The language $A_{DFA}$ is defined by $A_{DFA} = \{\langle B, w \rangle \mid B \text{ is a } \mathsf{DFA} \text{ that accepts input string } w \}$.

Here is the passage (I've bolded the most relevant sentence):

First, let's examine the input $\langle B, w \rangle$. It is a representation of a $\mathsf{DFA}$ $B$ together with a string $w$. One reasonable representation of $B$ is simply a list of its five components, $Q$, $\Sigma$, $\delta$, $q_0$, and $F$. When $M$ receives its input, $M$ first determines whether it properly represents a $\mathsf{DFA}$ $B$ and a string $w$. If not, $M$ rejects.

Then $M$ carries out the simulation directly. It keeps track of $B$'s current state and $B$'s current position in the input $w$ by writing this information down on its tape. Initially, $B$'s current state is $q_0$ and $B$'s current input position is the leftmost symbol of $w$. The states and position are updated according to the specified transition function $\delta$. When $M$ finishes processing the last symbol of $w$, $M$ accepts the input if $B$ is in an accepting state; $M$ rejects the input if $B$ is in a nonaccepting state.

Am I missing something or is this proof bogus?

EDIT: Never mind, I think I see my problem. A Turing machine may move back and forth, never halting, but an automaton like $B$ given finite input $w$ finishes after $|w|$ steps, correct?
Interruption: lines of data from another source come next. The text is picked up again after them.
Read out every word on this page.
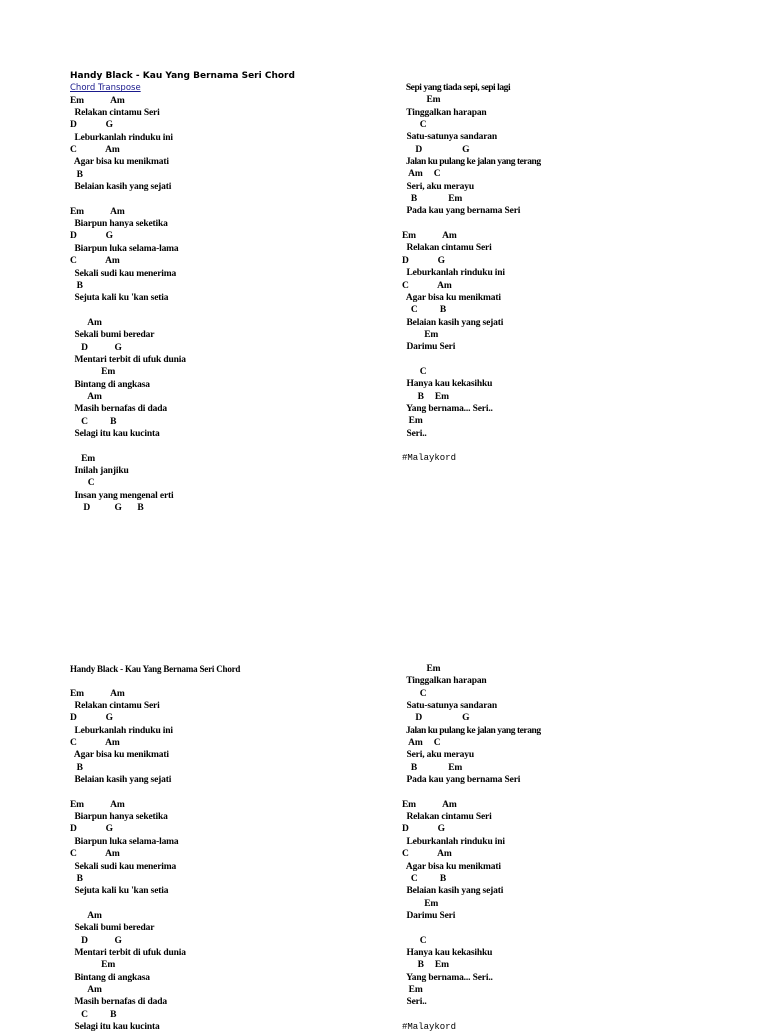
Handy Black - Kau Yang Bernama Seri Chord
Chord Transpose
Em            Am
Relakan cintamu Seri
D             G
Leburkanlah rinduku ini
C             Am
Agar bisa ku menikmati
B
Belaian kasih yang sejati
Em            Am
Biarpun hanya seketika
D             G
Biarpun luka selama-lama
C             Am
Sekali sudi kau menerima
B
Sejuta kali ku 'kan setia
Am
Sekali bumi beredar
D            G
Mentari terbit di ufuk dunia
Em
Bintang di angkasa
Am
Masih bernafas di dada
C          B
Selagi itu kau kucinta
Em
Inilah janjiku
C
Insan yang mengenal erti
D           G       B
Sepi yang tiada sepi, sepi lagi
Em
Tinggalkan harapan
C
Satu-satunya sandaran
D                  G
Jalan ku pulang ke jalan yang terang
Am     C
Seri, aku merayu
B              Em
Pada kau yang bernama Seri
Em            Am
Relakan cintamu Seri
D             G
Leburkanlah rinduku ini
C             Am
Agar bisa ku menikmati
C          B
Belaian kasih yang sejati
Em
Darimu Seri
C
Hanya kau kekasihku
B     Em
Yang bernama... Seri..
Em
Seri..
#Malaykord
Handy Black - Kau Yang Bernama Seri Chord
Em            Am
Relakan cintamu Seri
D             G
Leburkanlah rinduku ini
C             Am
Agar bisa ku menikmati
B
Belaian kasih yang sejati
Em            Am
Biarpun hanya seketika
D             G
Biarpun luka selama-lama
C             Am
Sekali sudi kau menerima
B
Sejuta kali ku 'kan setia
Am
Sekali bumi beredar
D            G
Mentari terbit di ufuk dunia
Em
Bintang di angkasa
Am
Masih bernafas di dada
C          B
Selagi itu kau kucinta
Em
Tinggalkan harapan
C
Satu-satunya sandaran
D                  G
Jalan ku pulang ke jalan yang terang
Am     C
Seri, aku merayu
B              Em
Pada kau yang bernama Seri
Em            Am
Relakan cintamu Seri
D             G
Leburkanlah rinduku ini
C             Am
Agar bisa ku menikmati
C          B
Belaian kasih yang sejati
Em
Darimu Seri
C
Hanya kau kekasihku
B     Em
Yang bernama... Seri..
Em
Seri..
#Malaykord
So $M$ does halt. Feel free to post an answer explaining this yourself - I don't want anyone to miss out on a chance to answer by me deleting the question. If no one responds within a day, I'll post an answer myself.


1 Answer 1


The computation will always halt. If $M$ doesn't reject right away, then $B$ is an encoding of a DFA. DFA always halt on any finite input, so the simulation must halt too.